Experiments were performed with rats to test the physiological significance of a previously proposed mechanism of action of thioureylene antithyroid drugs, which had been derived from results obtained with a model system containing purified thyroid peroxidase. Two features of the previously proposed scheme were tested:1) the effects of drug dosage and 2) the effects of iodine deficiency. In the dosage experiments, rats were injected with graded doses of [35S]PTU (0.18-59 mumol or [35S]mmi (0.16-18 mumol). Thyroid glands were removed 1 and 6--8 h later and 35S distribution in the homogenates was determined by paper chromatography. Serum samples were also analyzed by the same procedure. From the measured 35S activity in the various components and from the known specific activity of the injected drugs, it was possible to calculate thyroidal concentrations of unchanged drug and drug metabolites. At low doses, thyroidal concentrations of unchanged 6-propyl-2-thiouracil (PTU) and 1-methyl-2-mercaptoimidazole (MM) significantly exceeded their concentrations in serum, as reported by previous investigators.
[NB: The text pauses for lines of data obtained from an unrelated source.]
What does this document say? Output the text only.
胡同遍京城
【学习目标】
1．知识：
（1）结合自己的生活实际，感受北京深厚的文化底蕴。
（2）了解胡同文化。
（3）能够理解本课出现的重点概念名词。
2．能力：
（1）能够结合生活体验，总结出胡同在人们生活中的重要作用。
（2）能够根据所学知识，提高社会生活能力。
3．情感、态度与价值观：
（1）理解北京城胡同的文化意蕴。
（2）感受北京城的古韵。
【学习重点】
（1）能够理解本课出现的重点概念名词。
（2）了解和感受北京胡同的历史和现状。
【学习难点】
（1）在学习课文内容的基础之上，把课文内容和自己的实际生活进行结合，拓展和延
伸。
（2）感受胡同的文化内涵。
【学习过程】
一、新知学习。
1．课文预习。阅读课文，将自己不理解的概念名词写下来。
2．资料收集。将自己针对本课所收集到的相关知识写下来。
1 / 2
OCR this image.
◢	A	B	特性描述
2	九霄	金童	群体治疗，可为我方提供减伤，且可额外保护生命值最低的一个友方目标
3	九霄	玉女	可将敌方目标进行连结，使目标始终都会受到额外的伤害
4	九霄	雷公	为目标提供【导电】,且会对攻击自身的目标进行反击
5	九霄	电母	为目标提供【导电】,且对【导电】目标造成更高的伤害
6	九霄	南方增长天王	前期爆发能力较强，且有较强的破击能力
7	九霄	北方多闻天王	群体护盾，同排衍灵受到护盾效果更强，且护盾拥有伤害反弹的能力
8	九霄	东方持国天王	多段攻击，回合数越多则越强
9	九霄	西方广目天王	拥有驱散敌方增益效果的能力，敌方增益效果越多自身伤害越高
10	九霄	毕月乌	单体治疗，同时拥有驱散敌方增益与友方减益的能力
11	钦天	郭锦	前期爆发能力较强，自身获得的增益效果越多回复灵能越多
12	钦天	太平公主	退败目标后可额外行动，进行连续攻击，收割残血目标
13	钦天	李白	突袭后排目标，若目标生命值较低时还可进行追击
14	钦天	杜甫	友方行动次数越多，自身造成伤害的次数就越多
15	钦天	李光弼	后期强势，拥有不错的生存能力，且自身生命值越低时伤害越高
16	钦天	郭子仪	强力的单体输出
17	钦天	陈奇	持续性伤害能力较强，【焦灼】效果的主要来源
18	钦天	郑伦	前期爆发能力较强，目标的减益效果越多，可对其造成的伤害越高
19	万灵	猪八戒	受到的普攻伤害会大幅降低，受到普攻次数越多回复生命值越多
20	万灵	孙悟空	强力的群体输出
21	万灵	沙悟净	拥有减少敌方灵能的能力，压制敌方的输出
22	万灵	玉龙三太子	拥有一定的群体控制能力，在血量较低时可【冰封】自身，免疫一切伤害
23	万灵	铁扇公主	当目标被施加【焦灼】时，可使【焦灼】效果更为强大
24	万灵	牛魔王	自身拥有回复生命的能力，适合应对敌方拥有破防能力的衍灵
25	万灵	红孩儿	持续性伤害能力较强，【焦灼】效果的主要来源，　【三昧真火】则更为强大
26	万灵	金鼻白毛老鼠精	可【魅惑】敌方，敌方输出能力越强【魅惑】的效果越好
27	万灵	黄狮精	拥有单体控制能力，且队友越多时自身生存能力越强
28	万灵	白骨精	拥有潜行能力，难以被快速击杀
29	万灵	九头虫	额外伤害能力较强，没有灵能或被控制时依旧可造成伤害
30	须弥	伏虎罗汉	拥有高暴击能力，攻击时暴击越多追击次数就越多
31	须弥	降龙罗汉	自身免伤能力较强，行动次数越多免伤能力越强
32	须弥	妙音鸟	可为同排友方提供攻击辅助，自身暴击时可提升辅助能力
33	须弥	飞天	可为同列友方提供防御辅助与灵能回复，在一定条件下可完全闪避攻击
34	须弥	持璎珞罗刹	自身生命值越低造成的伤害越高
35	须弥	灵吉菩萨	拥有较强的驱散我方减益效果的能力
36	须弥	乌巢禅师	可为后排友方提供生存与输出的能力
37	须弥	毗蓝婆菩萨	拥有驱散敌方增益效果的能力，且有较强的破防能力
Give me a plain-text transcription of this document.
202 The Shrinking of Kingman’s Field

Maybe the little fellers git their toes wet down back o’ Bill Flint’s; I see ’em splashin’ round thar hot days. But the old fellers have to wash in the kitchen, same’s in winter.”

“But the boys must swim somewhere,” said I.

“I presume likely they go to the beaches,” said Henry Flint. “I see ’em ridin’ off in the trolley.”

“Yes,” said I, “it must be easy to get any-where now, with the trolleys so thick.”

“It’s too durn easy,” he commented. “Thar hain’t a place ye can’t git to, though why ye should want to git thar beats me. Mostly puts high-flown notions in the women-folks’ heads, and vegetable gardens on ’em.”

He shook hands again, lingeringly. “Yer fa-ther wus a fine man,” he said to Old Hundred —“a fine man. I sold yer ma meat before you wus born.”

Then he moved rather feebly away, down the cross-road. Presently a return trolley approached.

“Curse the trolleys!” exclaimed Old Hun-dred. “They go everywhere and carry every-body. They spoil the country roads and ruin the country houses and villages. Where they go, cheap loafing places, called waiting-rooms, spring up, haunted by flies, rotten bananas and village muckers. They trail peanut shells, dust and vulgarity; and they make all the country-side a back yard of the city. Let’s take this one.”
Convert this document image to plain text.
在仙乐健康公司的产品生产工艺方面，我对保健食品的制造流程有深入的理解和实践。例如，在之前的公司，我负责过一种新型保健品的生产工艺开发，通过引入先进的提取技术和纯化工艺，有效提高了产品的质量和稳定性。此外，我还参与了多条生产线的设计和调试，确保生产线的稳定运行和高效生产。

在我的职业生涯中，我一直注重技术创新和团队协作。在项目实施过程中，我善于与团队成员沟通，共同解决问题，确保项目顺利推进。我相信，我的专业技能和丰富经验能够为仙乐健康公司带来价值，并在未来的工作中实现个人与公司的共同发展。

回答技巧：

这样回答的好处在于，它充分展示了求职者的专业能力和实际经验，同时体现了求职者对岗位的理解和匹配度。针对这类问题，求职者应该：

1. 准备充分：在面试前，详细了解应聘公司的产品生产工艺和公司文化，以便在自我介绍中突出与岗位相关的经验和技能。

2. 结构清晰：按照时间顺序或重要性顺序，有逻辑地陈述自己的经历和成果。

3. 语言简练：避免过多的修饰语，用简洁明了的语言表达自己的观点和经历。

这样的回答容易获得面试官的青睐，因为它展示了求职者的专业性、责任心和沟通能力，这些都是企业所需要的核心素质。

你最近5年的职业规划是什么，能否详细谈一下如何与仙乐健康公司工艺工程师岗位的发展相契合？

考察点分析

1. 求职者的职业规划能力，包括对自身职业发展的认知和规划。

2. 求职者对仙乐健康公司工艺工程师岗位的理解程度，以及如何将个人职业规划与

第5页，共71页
A major new finding in the present investigation was the observation that intrathyroidal metabolism of PTU and MMI is greatly affected by dosage. Marked inhibition of intrathyroidal drug metabolism was observed at 6-8 when the dosage was increased from 5.9 to 18 mumol for [35S]PTU and from 0.88 to 2.2 mumol for [35S]MMI (per 200 g rat). These findings demonstrate that with increasing dosage, PTU and MMI inhibit their own intrathyroidal metabolism. These dosage effects are similar to results previously reported for in vitro oxidation of PTU and MMI by the thyroid peroxidase system, and they offer support for the physiological significance of the previously proposed scheme. Further evidence for the physiological validity of this scheme was obtained in the experiments with iodine-deficient rats. As predicted from the in vitro findings, intrathyroidal metabolism of [35S]PTU and [35S]MMI was markedly reduced in rats on low iodine diet.
用大鼠进行实验,以测试先前提出的硫脲类抗甲状腺药物作用机制的生理意义,该机制源自含有纯化甲状腺过氧化物酶的模型系统所获得的结果。对先前提出的方案的两个特征进行了测试:1)药物剂量的影响和2)碘缺乏的影响。在剂量实验中,给大鼠注射分级剂量的[35S]丙硫氧嘧啶(PTU)(0.18 - 59 μmol)或[35S]甲巯咪唑(MMI)(0.16 - 18 μmol)。1小时以及6 - 8小时后取出甲状腺,通过纸色谱法测定匀浆中35S的分布。血清样本也采用相同程序进行分析。根据在各种成分中测得的35S活性以及注射药物的已知比活性,可以计算出甲状腺中未变化药物和药物代谢物的浓度。如先前研究者所报道,在低剂量时,甲状腺中未变化的6 - 丙基 - 2 - 硫氧嘧啶(PTU)和1 - 甲基 - 2 - 巯基咪唑(MM)的浓度显著超过其在血清中的浓度。本研究的一个主要新发现是观察到PTU和MMI的甲状腺内代谢受剂量的极大影响。当[35S]PTU的剂量从5.9 μmol增加到18 μmol以及[35S]MMI的剂量从0.88 μmol增加到2.2 μmol(每200 g大鼠)时,在6 - 8小时观察到甲状腺内药物代谢受到明显抑制。这些发现表明,随着剂量增加,PTU和MMI会抑制它们自身的甲状腺内代谢。这些剂量效应与先前报道的甲状腺过氧化物酶系统对PTU和MMI的体外氧化结果相似,并且为先前提出方案的生理意义提供了支持。在缺碘大鼠的实验中获得了该方案生理有效性的进一步证据。正如从体外研究结果所预测的那样,低碘饮食大鼠中[35S]PTU和[35S]MMI的甲状腺内代谢明显减少。